Rep. Jamie Raskin, on the other hand, said he won’t “browbeat” Garland or the DOJ, but made it clear that he believes the evidence speaks for itself against Donald Trump.

“I think that he knows, his staff knows, the U.S. attorneys know, what’s at stake here,” Raskin stated. “They know the importance of it, but I think they are rightfully paying close attention to precedent in history as well, as the facts of this case.”

Rep. Elaine Luria has also spoken out and hinted that the forthcoming will highlight Donald Trump’s “dereliction of duty.”

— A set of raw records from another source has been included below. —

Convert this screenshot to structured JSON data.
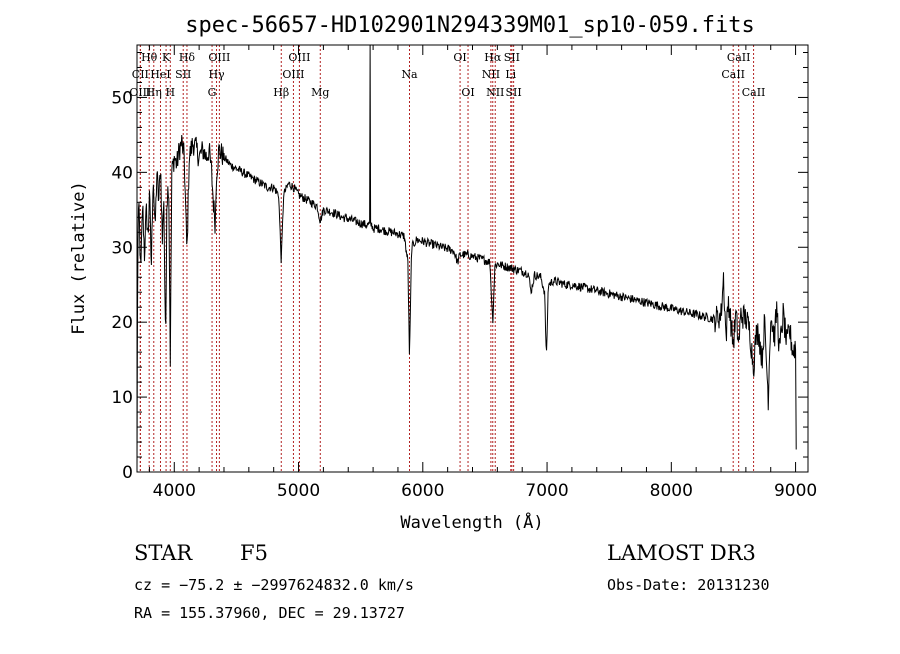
{
  "chart_data": {
    "type": "line",
    "title": "spec-56657-HD102901N294339M01_sp10-059.fits",
    "xlabel": "Wavelength (Å)",
    "ylabel": "Flux (relative)",
    "xlim": [
      3700,
      9100
    ],
    "ylim": [
      0,
      57
    ],
    "x_ticks": [
      4000,
      5000,
      6000,
      7000,
      8000,
      9000
    ],
    "y_ticks": [
      0,
      10,
      20,
      30,
      40,
      50
    ],
    "x_tick_labels": [
      "4000",
      "5000",
      "6000",
      "7000",
      "8000",
      "9000"
    ],
    "y_tick_labels": [
      "0",
      "10",
      "20",
      "30",
      "40",
      "50"
    ],
    "series": [
      {
        "name": "flux",
        "anchors": [
          [
            3700,
            0
          ],
          [
            3705,
            28
          ],
          [
            3715,
            36
          ],
          [
            3730,
            26
          ],
          [
            3745,
            36
          ],
          [
            3760,
            29
          ],
          [
            3775,
            35
          ],
          [
            3790,
            31
          ],
          [
            3800,
            38
          ],
          [
            3815,
            27
          ],
          [
            3830,
            40
          ],
          [
            3845,
            32
          ],
          [
            3860,
            40
          ],
          [
            3875,
            36
          ],
          [
            3890,
            41
          ],
          [
            3905,
            30
          ],
          [
            3915,
            38
          ],
          [
            3930,
            16
          ],
          [
            3940,
            36
          ],
          [
            3955,
            39
          ],
          [
            3968,
            15
          ],
          [
            3980,
            40
          ],
          [
            4000,
            42
          ],
          [
            4020,
            41
          ],
          [
            4040,
            43
          ],
          [
            4060,
            44
          ],
          [
            4080,
            42
          ],
          [
            4102,
            29
          ],
          [
            4120,
            42
          ],
          [
            4150,
            44
          ],
          [
            4180,
            43
          ],
          [
            4200,
            42
          ],
          [
            4230,
            43
          ],
          [
            4260,
            42
          ],
          [
            4280,
            43
          ],
          [
            4300,
            40
          ],
          [
            4315,
            36
          ],
          [
            4330,
            33
          ],
          [
            4340,
            40
          ],
          [
            4360,
            43
          ],
          [
            4400,
            42
          ],
          [
            4450,
            41
          ],
          [
            4500,
            40.5
          ],
          [
            4550,
            40
          ],
          [
            4600,
            39.5
          ],
          [
            4650,
            39
          ],
          [
            4700,
            38.5
          ],
          [
            4750,
            38
          ],
          [
            4800,
            38
          ],
          [
            4840,
            37
          ],
          [
            4861,
            28
          ],
          [
            4880,
            37
          ],
          [
            4920,
            38.5
          ],
          [
            4960,
            38
          ],
          [
            5000,
            37
          ],
          [
            5050,
            36.5
          ],
          [
            5100,
            36
          ],
          [
            5150,
            35.5
          ],
          [
            5175,
            33.5
          ],
          [
            5200,
            35
          ],
          [
            5250,
            34.8
          ],
          [
            5300,
            34.5
          ],
          [
            5350,
            34
          ],
          [
            5400,
            33.8
          ],
          [
            5450,
            33.5
          ],
          [
            5500,
            33.2
          ],
          [
            5550,
            33
          ],
          [
            5590,
            33
          ],
          [
            5600,
            32.5
          ],
          [
            5650,
            32.5
          ],
          [
            5700,
            32.2
          ],
          [
            5750,
            32
          ],
          [
            5800,
            31.8
          ],
          [
            5850,
            31.5
          ],
          [
            5880,
            28
          ],
          [
            5893,
            15
          ],
          [
            5910,
            30
          ],
          [
            5950,
            31
          ],
          [
            6000,
            30.8
          ],
          [
            6050,
            30.5
          ],
          [
            6100,
            30.3
          ],
          [
            6150,
            30
          ],
          [
            6200,
            29.8
          ],
          [
            6250,
            29.5
          ],
          [
            6280,
            28
          ],
          [
            6300,
            29
          ],
          [
            6350,
            29
          ],
          [
            6400,
            28.8
          ],
          [
            6450,
            28.5
          ],
          [
            6500,
            28.3
          ],
          [
            6540,
            28
          ],
          [
            6563,
            20
          ],
          [
            6580,
            27.5
          ],
          [
            6600,
            27.8
          ],
          [
            6650,
            27.5
          ],
          [
            6700,
            27.3
          ],
          [
            6750,
            27
          ],
          [
            6800,
            26.8
          ],
          [
            6850,
            26.5
          ],
          [
            6870,
            24
          ],
          [
            6900,
            26.3
          ],
          [
            6950,
            26
          ],
          [
            6980,
            24
          ],
          [
            6995,
            15
          ],
          [
            7010,
            25
          ],
          [
            7050,
            25.5
          ],
          [
            7100,
            25.3
          ],
          [
            7150,
            25
          ],
          [
            7200,
            25
          ],
          [
            7250,
            24.8
          ],
          [
            7300,
            24.6
          ],
          [
            7350,
            24.4
          ],
          [
            7400,
            24.2
          ],
          [
            7450,
            24
          ],
          [
            7500,
            23.8
          ],
          [
            7550,
            23.6
          ],
          [
            7600,
            23.4
          ],
          [
            7650,
            23.2
          ],
          [
            7700,
            23
          ],
          [
            7750,
            22.8
          ],
          [
            7800,
            22.6
          ],
          [
            7850,
            22.4
          ],
          [
            7900,
            22.2
          ],
          [
            7950,
            22
          ],
          [
            8000,
            21.8
          ],
          [
            8050,
            21.6
          ],
          [
            8100,
            21.4
          ],
          [
            8150,
            21.2
          ],
          [
            8200,
            21
          ],
          [
            8250,
            20.8
          ],
          [
            8300,
            20.6
          ],
          [
            8350,
            20.4
          ],
          [
            8400,
            21
          ],
          [
            8420,
            26
          ],
          [
            8440,
            18
          ],
          [
            8460,
            23
          ],
          [
            8498,
            17
          ],
          [
            8520,
            21
          ],
          [
            8542,
            17
          ],
          [
            8560,
            21
          ],
          [
            8600,
            20.5
          ],
          [
            8630,
            19
          ],
          [
            8662,
            14
          ],
          [
            8680,
            18
          ],
          [
            8700,
            19
          ],
          [
            8730,
            15
          ],
          [
            8750,
            20
          ],
          [
            8780,
            10
          ],
          [
            8800,
            21
          ],
          [
            8830,
            18
          ],
          [
            8850,
            22
          ],
          [
            8870,
            16
          ],
          [
            8900,
            21
          ],
          [
            8930,
            17
          ],
          [
            8950,
            19
          ],
          [
            8980,
            16
          ],
          [
            9000,
            17
          ],
          [
            9005,
            3
          ]
        ],
        "spikes": [
          [
            5577,
            57
          ]
        ]
      }
    ],
    "spectral_lines": [
      {
        "label": "Hθ",
        "wavelength": 3798,
        "row": 0
      },
      {
        "label": "K",
        "wavelength": 3934,
        "row": 0
      },
      {
        "label": "Hδ",
        "wavelength": 4102,
        "row": 0
      },
      {
        "label": "OIII",
        "wavelength": 4363,
        "row": 0
      },
      {
        "label": "OIII",
        "wavelength": 5007,
        "row": 0
      },
      {
        "label": "OI",
        "wavelength": 6300,
        "row": 0
      },
      {
        "label": "Hα",
        "wavelength": 6563,
        "row": 0
      },
      {
        "label": "SII",
        "wavelength": 6717,
        "row": 0
      },
      {
        "label": "CaII",
        "wavelength": 8542,
        "row": 0
      },
      {
        "label": "CII",
        "wavelength": 3727,
        "row": 1
      },
      {
        "label": "HeI",
        "wavelength": 3889,
        "row": 1
      },
      {
        "label": "SII",
        "wavelength": 4072,
        "row": 1
      },
      {
        "label": "Hγ",
        "wavelength": 4340,
        "row": 1
      },
      {
        "label": "OIII",
        "wavelength": 4959,
        "row": 1
      },
      {
        "label": "Na",
        "wavelength": 5893,
        "row": 1
      },
      {
        "label": "NII",
        "wavelength": 6548,
        "row": 1
      },
      {
        "label": "Li",
        "wavelength": 6708,
        "row": 1
      },
      {
        "label": "CaII",
        "wavelength": 8498,
        "row": 1
      },
      {
        "label": "OIII",
        "wavelength": 3727,
        "row": 2
      },
      {
        "label": "Hη",
        "wavelength": 3835,
        "row": 2
      },
      {
        "label": "H",
        "wavelength": 3968,
        "row": 2
      },
      {
        "label": "G",
        "wavelength": 4304,
        "row": 2
      },
      {
        "label": "Hβ",
        "wavelength": 4861,
        "row": 2
      },
      {
        "label": "Mg",
        "wavelength": 5175,
        "row": 2
      },
      {
        "label": "OI",
        "wavelength": 6364,
        "row": 2
      },
      {
        "label": "NII",
        "wavelength": 6583,
        "row": 2
      },
      {
        "label": "SII",
        "wavelength": 6731,
        "row": 2
      },
      {
        "label": "CaII",
        "wavelength": 8662,
        "row": 2
      }
    ],
    "line_color": "#b22222",
    "spectrum_color": "#000000"
  },
  "info": {
    "class_label": "STAR",
    "subclass": "F5",
    "survey": "LAMOST DR3",
    "cz": "cz = −75.2 ± −2997624832.0 km/s",
    "obs_date": "Obs-Date: 20131230",
    "radec": "RA = 155.37960, DEC =  29.13727"
  }
}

“You know, it’s been reported previously that the phone logs at the White House on that day. They’re missing information,” Luria said, referencing the documented 187-minute window between the time Trump’s rioters breached the Capitol building and the time that Donald Trump finally called his rabis supporters to stand down.

“We’ve pieced together a very comprehensive tick tock timeline of what he did. And then 187 minutes, you know, this man had the microphone; he could speak to the whole country. His duty was to stand up and say something and try to stop this,” Elaine said. “So, we’ll talk about that and what I see to be his dereliction of duty, and he had a duty to act.”

Rep. Adam Kinzinger, a staunch anti-Trump Republican and committee member, said, “Let me tell you my belief that I can say right now, the president absolutely tried to overthrow the will of the people and he tried to do it initially through misinformation, through the Department of Justice, through pressuring the Vice President, and then on January 6.”

“And so I think it’s pretty obvious he knew, but he didn’t want to lose.”

Kinzinger later added, “If the president truly believed that, for instance, he’s not mentally capable to be president.”

AG Garland has not specifically confirmed how he will proceed with regard to the ex-president, despite widespread backlash throughout the nation for a perceived lack of action against Donald Trump. However, during his speech at Harvard University’s commencement ceremony last month Garland said, “We will follow the facts wherever they lead.”

In March, a federal judge in California ruled in a civil case that ex-President Trump “more likely than not” committed federal crimes in his efforts to obstruct the congressional count of the Electoral College ballots on Jan. 6, 2021.